III. Débat public et contrôle du public sur les personnalités politiques

Les personnalités politiques ont décidé d’en appeler à la confiance du public et ont accepté d’être l’objet d’un débat politique public et sont par conséquent soumises à un contrôle public attentif et à une critique publique potentiellement vigoureuse et forte à travers les médias quant à la façon dont elles ont exercé ou exercent leurs fonctions.

IV. Contrôle du public sur les fonctionnaires

Les fonctionnaires doivent accepter d’être soumis au contrôle et à la critique publics, particulièrement par le biais des médias, en ce qui concerne la façon dont ils ont exercé ou exercent leurs fonctions, dans la mesure où cela est nécessaire pour assurer la transparence et l’exercice responsable de leurs fonctions.

V. Liberté satirique

Le genre humoristique et satirique, tel que protégé par l’article 10 de la Convention, autorise un plus grand degré d’exagération et même de provocation, pour autant qu’il n’induise pas le public en erreur sur les faits.

VI. Réputation des personnalités politiques et des fonctionnaires

Les personnalités politiques ne devraient pas bénéficier d’une plus grande protection de leur réputation et de leurs autres droits que les autres personnes, et des sanctions plus sévères ne devraient donc pas être prononcées en droit interne à l’encontre des médias lorsque ces derniers critiquent des personnalités politiques.
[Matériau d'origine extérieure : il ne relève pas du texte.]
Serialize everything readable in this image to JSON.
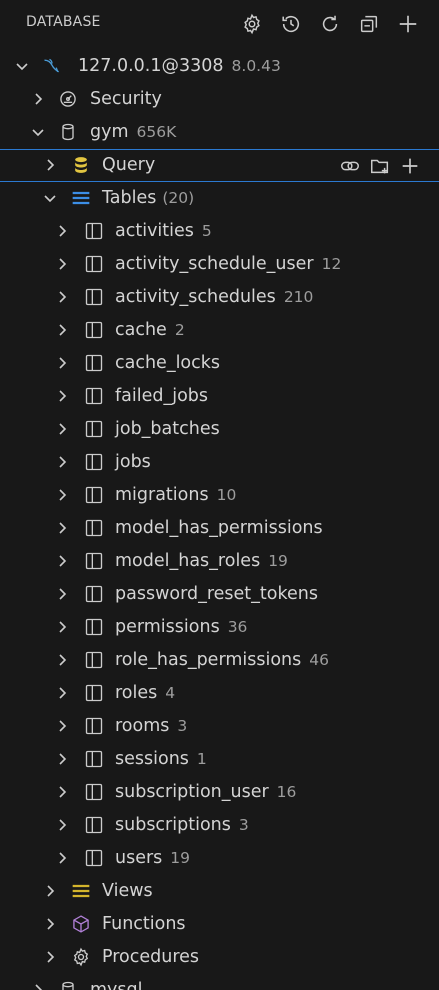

Ce principe s’applique aussi aux fonctionnaires ; des dérogations ne devraient être admises que lorsqu’elles sont strictement nécessaires pour permettre aux fonctionnaires d’assurer le bon exercice de leur fonction.

VII. Vie privée des personnalités politiques et des fonctionnaires

La vie privée et la vie familiale des personnalités politiques et des fonctionnaires devraient être protégées à l’encontre de reportages par les médias en application de l’article 8 de la Convention. Toutefois, des informations sur leur vie privée peuvent être divulguées si cela constitue un sujet d’intérêt public directement lié à la façon dont ils ont exercé ou exercent leurs fonctions, tout en tenant compte de la nécessité de ne pas porter inutilement préjudice à un tiers. Lorsque des personnalités politiques et des fonctionnaires attirent eux-mêmes l’attention sur des éléments de leur vie privée, les médias sont habilités à exercer un droit de regard sur ces éléments.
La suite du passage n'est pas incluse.